Greene: Well, I’m poor. I come from no money. My mom can’t pay her bills, she just moved houses because she couldn’t afford to pay the electricity, or her husband got a new job and they’re moving again. I’ve hidden under my bed avoiding the guy coming for the bills. So that teaches you to be really resourceful. These ideas about how to make movies, I’ve had from the beginning. The things about films that mix fact and fiction, it’s annoying that it’s trendy because then it becomes like, “Oh, you’re just doing it for that reason.” But this is what I’ve been obsessed with from the beginning. This is all I’ve ever cared about in movies, is that line between reality and staging. That’s what I think is exciting about movies.
And then Twitter is a hustle. I think there’s a lot of ways to try to be a working artist, one of which is to have someone give you a whole lot of money and then you go and think and do whatever you properly feel like. The other way is to hustle. You might as well be selling drugs, it doesn’t make any difference. Unlike drugs, there’s very few people who care about my hustle, so it’s just trying to figure out a good way to beat it.
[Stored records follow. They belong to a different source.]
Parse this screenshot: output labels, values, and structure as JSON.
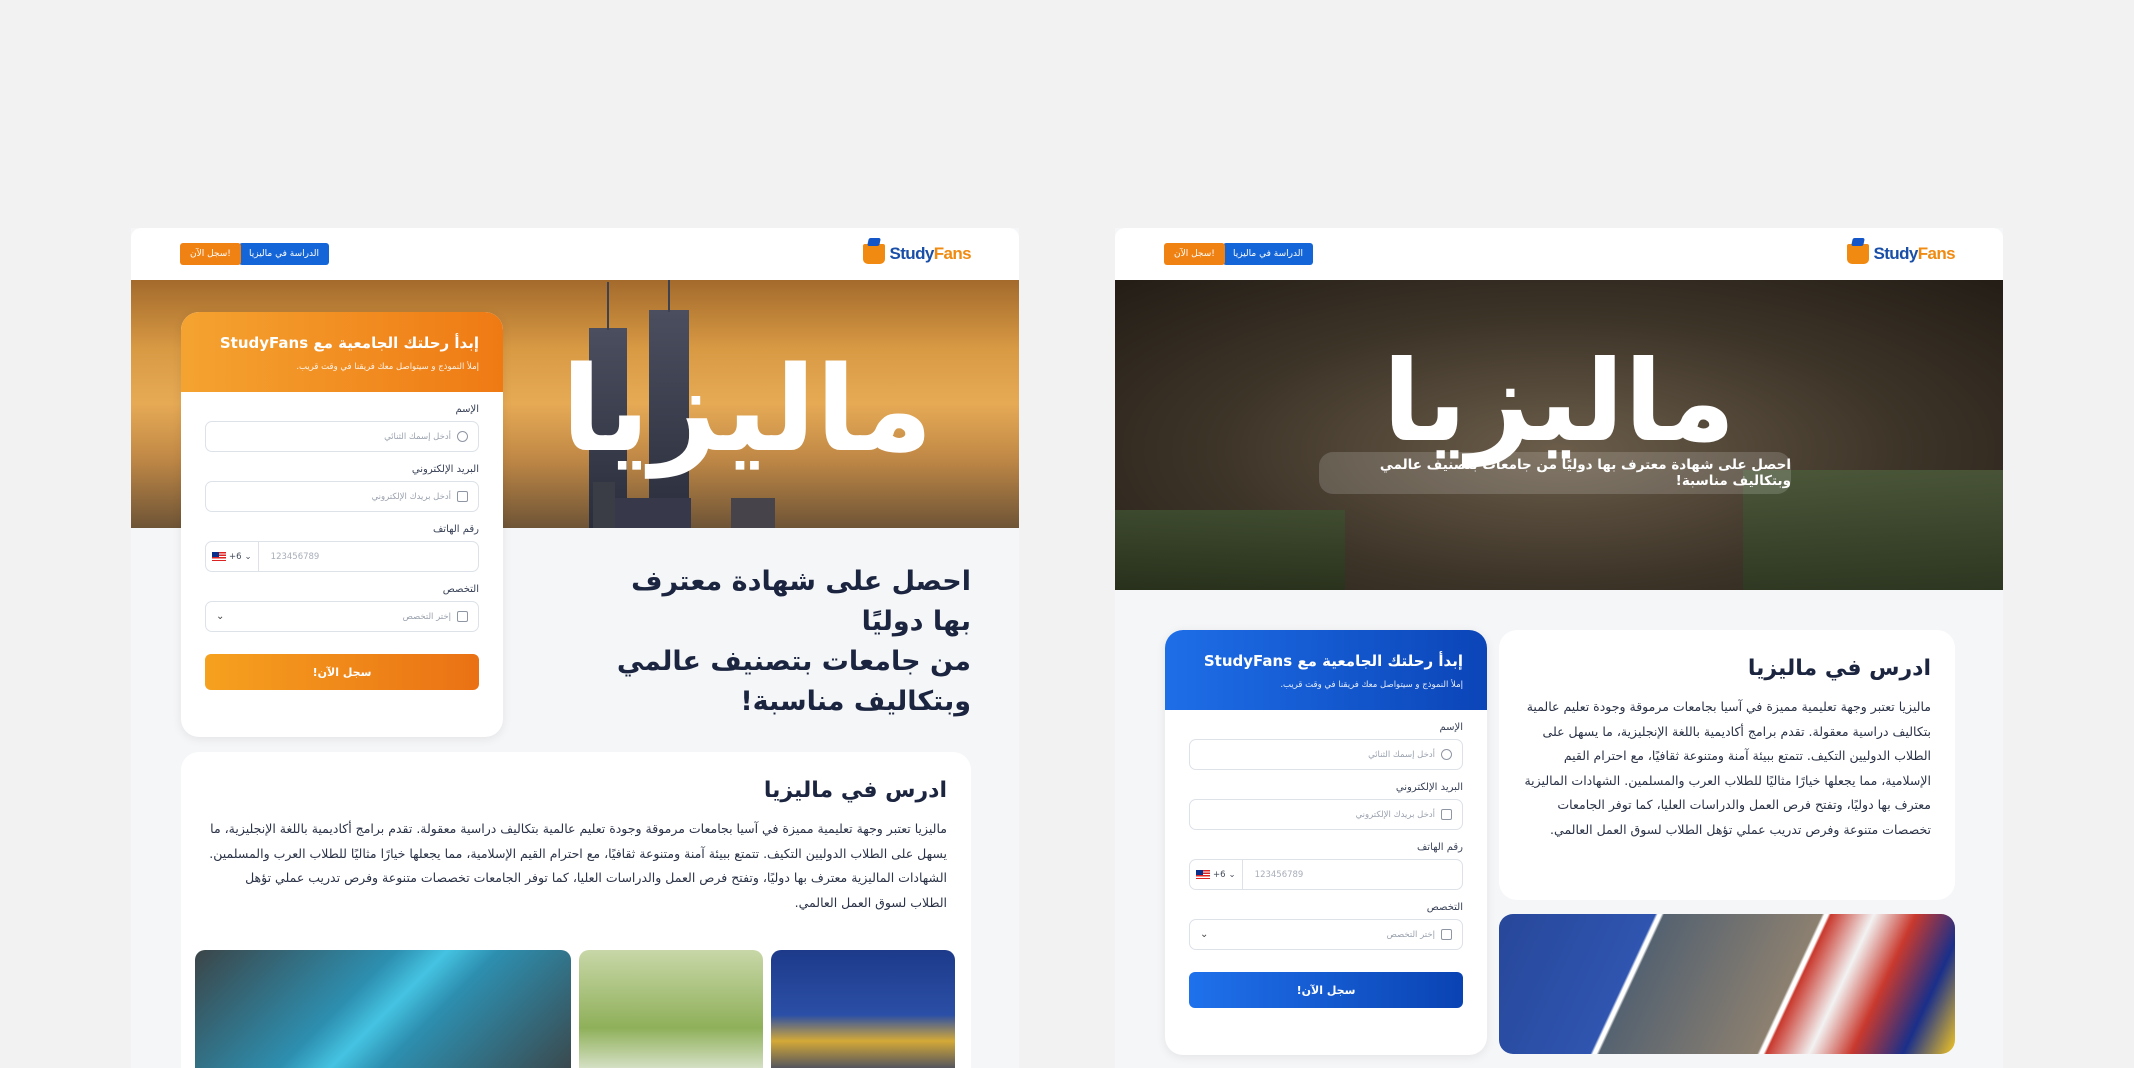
{
  "brand": {
    "logo_main": "Study",
    "logo_accent": "Fans"
  },
  "nav": {
    "study_button": "الدراسة في ماليزيا",
    "register_button": "سجل الآن!"
  },
  "hero": {
    "title": "ماليزيا",
    "subtitle": "احصل على شهادة معترف بها دوليًا من جامعات بتصنيف عالمي وبتكاليف مناسبة!"
  },
  "form": {
    "title": "إبدأ رحلتك الجامعية مع StudyFans",
    "subtitle": "إملأ النموذج و سيتواصل معك فريقنا في وقت قريب.",
    "name_label": "الإسم",
    "name_placeholder": "أدخل إسمك الثنائي",
    "email_label": "البريد الإلكتروني",
    "email_placeholder": "أدخل بريدك الإلكتروني",
    "phone_label": "رقم الهاتف",
    "phone_code": "+6",
    "phone_placeholder": "123456789",
    "major_label": "التخصص",
    "major_placeholder": "إختر التخصص",
    "submit": "سجل الآن!"
  },
  "promo": {
    "line1": "احصل على شهادة معترف بها دوليًا",
    "line2": "من جامعات بتصنيف عالمي",
    "line3": "وبتكاليف مناسبة!"
  },
  "info": {
    "title": "ادرس في ماليزيا",
    "text": "ماليزيا تعتبر وجهة تعليمية مميزة في آسيا بجامعات مرموقة وجودة تعليم عالمية بتكاليف دراسية معقولة. تقدم برامج أكاديمية باللغة الإنجليزية، ما يسهل على الطلاب الدوليين التكيف. تتمتع ببيئة آمنة ومتنوعة ثقافيًا، مع احترام القيم الإسلامية، مما يجعلها خيارًا مثاليًا للطلاب العرب والمسلمين. الشهادات الماليزية معترف بها دوليًا، وتفتح فرص العمل والدراسات العليا، كما توفر الجامعات تخصصات متنوعة وفرص تدريب عملي تؤهل الطلاب لسوق العمل العالمي."
  },
  "colors": {
    "orange": "#f08214",
    "blue": "#1466d8",
    "navy_text": "#1b2540",
    "background": "#f2f2f2"
  }
}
I think if you’re resourceful in whatever time you’re born into, you can make the most of it. Having said that, Final Cut 7 is dead, DV images are dead, what do I do now? I may also have been able to maximize a specific moment, and then I have to figure out how to go on. I know we’re shooting the next film on a camera that Sean’s really great at, that he shot Heaven Knows What and The Black Balloon on.
Filmmaker: And this time you’re going to production forums and doing it more conventionally.
Greene: We already have some funding. This is the first time I’ve had up-front funding in my life. 4th Row have always been like de facto up front funding, because they were there for me, but this is the first time we have something up front and the first time, really, we have expectations. I think some people might have anticipated Actress, but not that many. I like the idea that I was born at the right time. That “I’m a poor guy” stuff is a little bit bullshit, but it’s true, it just sounds like bullshit. This is one of the reasons I’m excited to have a university job, because that hustle can lower a little bit and I can think a little more clearly. If I wasn’t able to do that, I would have to stop making movies entirely and go get a day job. Part of being resourceful is you value independence, and you understand that when you’re freer, you can make more money and you can make more life happen. So I’m not above commercial work. I like it actually, I like editing so much that it just makes me very, very happy. I hate writing, I hate shooting, but I really, really love editing. I could do it all the time. I could be sitting in a dark room editing, 15 or 20 hours a day, and be happy doing it.